Center for Radiological Research, Columbia University Irving Medical Center, New York, NY, USA.
J Environ Radioact. 2023 Aug;264:107205. doi: 10.1016/j.jenvrad.2023.107205. Epub 2023 May 15.
Radioactive contamination of forests by long-lived radionuclides from nuclear accidents such as Chernobyl and Fukushima continues to be studied and quantitatively modeled. Whereas traditional statistical and machine learning (ML) techniques generate predictions by focusing on correlations between variables, quantification of causal effects of radioactivity deposition levels on contamination of plant tissues represents a more fundamental and relevant research goal. Modeling of cause-and-effect relationships is advantageous over standard predictive modeling, particularly by improving the generalizability of results to other situations, where the distributions of variables, including potential confounders, differ from those in the training data. Here we used the state-of-the-art causal forest (CF) algorithm to quantify the causal effect of Cs land contamination after the Fukushima accident on Cs activity concentrations in the wood of four common Japanese forest tree species: Hinoki cypress (Chamaecyparis obtusa), konara oak (Quercus serrata), red pine (Pinus densiflora), and Sugi cedar (Cryptomeria japonica). We estimated the average causal effect for the population, quantified how it was influenced by other environmental variables, and produced effect estimates at the individual level. The estimated causal effect was quite robust to various refutation methods, and was negatively influenced by high mean annual precipitation, elevation, and time after the accident. Wood subtype (e.g. sapwood, heartwood) and tree species made smaller contributions to the causal effect. We believe that causal ML techniques have promising potential in radiation ecology and can usefully expand the toolkit of modeling approaches available to researchers in this field.
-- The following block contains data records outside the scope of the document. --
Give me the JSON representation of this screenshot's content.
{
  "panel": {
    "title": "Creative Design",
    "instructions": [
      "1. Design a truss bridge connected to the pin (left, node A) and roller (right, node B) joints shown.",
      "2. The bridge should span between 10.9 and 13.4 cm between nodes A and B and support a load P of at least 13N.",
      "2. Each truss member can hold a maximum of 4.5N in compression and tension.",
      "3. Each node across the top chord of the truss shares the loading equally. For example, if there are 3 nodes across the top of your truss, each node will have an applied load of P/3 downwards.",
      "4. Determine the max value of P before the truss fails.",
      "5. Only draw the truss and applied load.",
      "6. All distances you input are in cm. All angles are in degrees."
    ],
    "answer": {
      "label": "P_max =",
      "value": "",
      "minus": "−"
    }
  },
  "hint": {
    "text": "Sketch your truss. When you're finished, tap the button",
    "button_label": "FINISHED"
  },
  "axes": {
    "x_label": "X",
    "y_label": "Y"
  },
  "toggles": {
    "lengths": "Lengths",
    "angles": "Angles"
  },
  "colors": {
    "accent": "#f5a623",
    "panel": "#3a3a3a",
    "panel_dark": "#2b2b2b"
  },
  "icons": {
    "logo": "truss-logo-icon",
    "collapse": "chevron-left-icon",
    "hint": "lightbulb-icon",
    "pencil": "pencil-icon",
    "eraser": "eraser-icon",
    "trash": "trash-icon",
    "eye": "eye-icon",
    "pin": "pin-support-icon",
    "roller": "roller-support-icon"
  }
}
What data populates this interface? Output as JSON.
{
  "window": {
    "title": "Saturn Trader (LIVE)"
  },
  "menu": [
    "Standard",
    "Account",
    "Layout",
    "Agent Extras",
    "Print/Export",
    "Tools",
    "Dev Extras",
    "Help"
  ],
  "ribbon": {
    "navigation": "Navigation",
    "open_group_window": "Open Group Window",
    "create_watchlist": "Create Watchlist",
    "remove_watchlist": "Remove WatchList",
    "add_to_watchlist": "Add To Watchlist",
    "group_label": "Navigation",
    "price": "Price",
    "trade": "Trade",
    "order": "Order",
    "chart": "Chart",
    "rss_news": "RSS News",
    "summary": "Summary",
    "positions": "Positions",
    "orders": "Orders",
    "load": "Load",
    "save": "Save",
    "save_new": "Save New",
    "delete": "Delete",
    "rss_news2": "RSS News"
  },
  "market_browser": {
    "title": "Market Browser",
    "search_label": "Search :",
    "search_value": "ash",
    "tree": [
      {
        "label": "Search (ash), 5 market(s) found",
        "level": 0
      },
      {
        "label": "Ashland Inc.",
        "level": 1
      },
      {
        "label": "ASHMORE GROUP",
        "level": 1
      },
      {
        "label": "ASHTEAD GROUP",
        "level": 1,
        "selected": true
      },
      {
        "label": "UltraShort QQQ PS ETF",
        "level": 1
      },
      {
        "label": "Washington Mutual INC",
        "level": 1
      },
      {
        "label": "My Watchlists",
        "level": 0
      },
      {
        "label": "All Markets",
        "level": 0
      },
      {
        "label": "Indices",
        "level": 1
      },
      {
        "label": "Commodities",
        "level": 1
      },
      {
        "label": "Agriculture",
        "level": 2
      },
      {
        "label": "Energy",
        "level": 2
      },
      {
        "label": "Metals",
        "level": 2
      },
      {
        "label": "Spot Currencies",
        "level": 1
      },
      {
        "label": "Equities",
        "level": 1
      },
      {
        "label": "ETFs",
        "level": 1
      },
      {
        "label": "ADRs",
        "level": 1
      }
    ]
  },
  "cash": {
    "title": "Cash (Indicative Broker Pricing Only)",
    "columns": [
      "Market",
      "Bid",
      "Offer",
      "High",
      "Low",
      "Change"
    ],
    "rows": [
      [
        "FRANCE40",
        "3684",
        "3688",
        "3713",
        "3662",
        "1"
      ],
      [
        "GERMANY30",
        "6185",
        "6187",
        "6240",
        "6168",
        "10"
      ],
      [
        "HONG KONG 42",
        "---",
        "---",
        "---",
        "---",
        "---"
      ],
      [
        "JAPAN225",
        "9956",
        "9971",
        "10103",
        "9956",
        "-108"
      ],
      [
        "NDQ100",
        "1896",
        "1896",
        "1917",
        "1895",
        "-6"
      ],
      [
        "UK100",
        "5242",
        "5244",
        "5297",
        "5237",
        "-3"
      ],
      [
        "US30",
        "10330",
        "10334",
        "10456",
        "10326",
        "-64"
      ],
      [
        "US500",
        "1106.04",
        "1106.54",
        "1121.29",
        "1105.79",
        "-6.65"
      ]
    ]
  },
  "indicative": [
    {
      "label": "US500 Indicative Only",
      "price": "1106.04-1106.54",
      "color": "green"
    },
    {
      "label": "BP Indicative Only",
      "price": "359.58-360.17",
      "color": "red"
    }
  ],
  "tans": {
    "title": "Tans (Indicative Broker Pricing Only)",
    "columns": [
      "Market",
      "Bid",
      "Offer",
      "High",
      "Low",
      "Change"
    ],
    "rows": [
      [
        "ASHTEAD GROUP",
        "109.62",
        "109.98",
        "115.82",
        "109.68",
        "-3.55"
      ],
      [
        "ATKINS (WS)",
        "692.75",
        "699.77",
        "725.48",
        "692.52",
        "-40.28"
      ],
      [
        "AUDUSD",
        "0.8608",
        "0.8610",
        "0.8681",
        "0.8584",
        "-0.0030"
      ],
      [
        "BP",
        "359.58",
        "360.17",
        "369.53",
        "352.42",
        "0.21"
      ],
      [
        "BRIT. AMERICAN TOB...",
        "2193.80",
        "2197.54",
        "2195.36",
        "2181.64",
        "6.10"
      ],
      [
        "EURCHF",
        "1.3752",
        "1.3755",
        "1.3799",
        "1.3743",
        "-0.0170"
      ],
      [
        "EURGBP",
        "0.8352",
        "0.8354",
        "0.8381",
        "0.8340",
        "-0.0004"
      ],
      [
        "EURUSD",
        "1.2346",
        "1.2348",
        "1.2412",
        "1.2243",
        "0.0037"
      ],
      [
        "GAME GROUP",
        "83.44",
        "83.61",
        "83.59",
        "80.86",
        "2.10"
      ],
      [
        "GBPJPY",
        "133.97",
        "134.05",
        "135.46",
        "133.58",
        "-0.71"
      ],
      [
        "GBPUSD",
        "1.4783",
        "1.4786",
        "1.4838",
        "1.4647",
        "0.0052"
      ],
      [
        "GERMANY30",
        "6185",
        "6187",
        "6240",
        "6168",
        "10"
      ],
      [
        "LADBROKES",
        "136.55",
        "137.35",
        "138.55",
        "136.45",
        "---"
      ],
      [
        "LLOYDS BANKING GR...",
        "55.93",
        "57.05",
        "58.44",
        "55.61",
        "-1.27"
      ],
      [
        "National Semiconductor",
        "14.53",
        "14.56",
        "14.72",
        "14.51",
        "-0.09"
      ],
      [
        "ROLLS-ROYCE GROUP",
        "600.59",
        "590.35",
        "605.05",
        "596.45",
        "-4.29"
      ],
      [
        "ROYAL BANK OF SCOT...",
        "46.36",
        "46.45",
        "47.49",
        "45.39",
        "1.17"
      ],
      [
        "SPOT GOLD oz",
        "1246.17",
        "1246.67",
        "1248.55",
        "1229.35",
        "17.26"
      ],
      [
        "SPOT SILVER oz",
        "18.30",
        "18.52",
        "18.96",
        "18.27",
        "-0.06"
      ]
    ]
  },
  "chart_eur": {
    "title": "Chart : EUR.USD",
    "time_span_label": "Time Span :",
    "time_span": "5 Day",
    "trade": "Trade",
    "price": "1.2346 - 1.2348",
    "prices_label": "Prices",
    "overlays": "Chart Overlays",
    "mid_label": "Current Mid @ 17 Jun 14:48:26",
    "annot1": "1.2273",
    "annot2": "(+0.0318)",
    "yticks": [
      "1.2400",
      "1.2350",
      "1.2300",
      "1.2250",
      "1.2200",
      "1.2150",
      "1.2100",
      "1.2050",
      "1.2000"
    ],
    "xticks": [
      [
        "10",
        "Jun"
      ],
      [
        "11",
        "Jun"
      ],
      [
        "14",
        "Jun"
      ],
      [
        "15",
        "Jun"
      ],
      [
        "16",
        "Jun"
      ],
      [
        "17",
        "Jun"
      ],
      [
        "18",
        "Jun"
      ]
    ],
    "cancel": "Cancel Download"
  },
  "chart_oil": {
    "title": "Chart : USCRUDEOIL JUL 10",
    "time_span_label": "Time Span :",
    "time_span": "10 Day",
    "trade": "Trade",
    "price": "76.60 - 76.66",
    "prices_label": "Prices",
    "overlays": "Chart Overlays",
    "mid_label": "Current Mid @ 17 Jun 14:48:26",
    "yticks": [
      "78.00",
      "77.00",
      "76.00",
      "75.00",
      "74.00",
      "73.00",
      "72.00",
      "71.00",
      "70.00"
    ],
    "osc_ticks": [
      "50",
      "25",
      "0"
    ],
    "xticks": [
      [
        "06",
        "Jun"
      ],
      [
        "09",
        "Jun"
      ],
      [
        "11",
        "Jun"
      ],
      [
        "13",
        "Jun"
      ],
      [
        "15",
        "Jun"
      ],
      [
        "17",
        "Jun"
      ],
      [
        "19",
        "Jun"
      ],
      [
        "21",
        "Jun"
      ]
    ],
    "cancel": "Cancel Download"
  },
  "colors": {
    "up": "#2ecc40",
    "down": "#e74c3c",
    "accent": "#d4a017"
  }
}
放射性核素在森林中的长期污染一直受到研究和定量模型的关注,这些放射性核素来自切尔诺贝利和福岛等核事故。传统的统计和机器学习 (ML) 技术通过关注变量之间的相关性来生成预测,而放射性沉积水平对植物组织污染的因果效应的量化则代表了一个更基本和相关的研究目标。因果关系模型比标准预测模型具有优势,特别是通过提高结果对其他情况的泛化能力,其中包括潜在混杂因素在内的变量分布与训练数据不同。在这里,我们使用最先进的因果森林 (CF) 算法来量化福岛事故后 Cs 土地污染对四种常见日本森林树种木材中 Cs 活度浓度的因果效应:扁柏(Chamaecyparis obtusa)、柯那拉栎(Quercus serrata)、红松(Pinus densiflora)和柳杉(Cryptomeria japonica)。我们估计了种群的平均因果效应,量化了它如何受到其他环境变量的影响,并在个体水平上产生了效应估计。估计的因果效应对各种反驳方法都相当稳健,受年均降水量高、海拔和事故后时间的负面影响。木材亚型(如边材、心材)和树种对因果效应的贡献较小。我们相信因果 ML 技术在辐射生态学中具有广阔的应用前景,可以为该领域的研究人员提供有用的建模方法工具包扩展。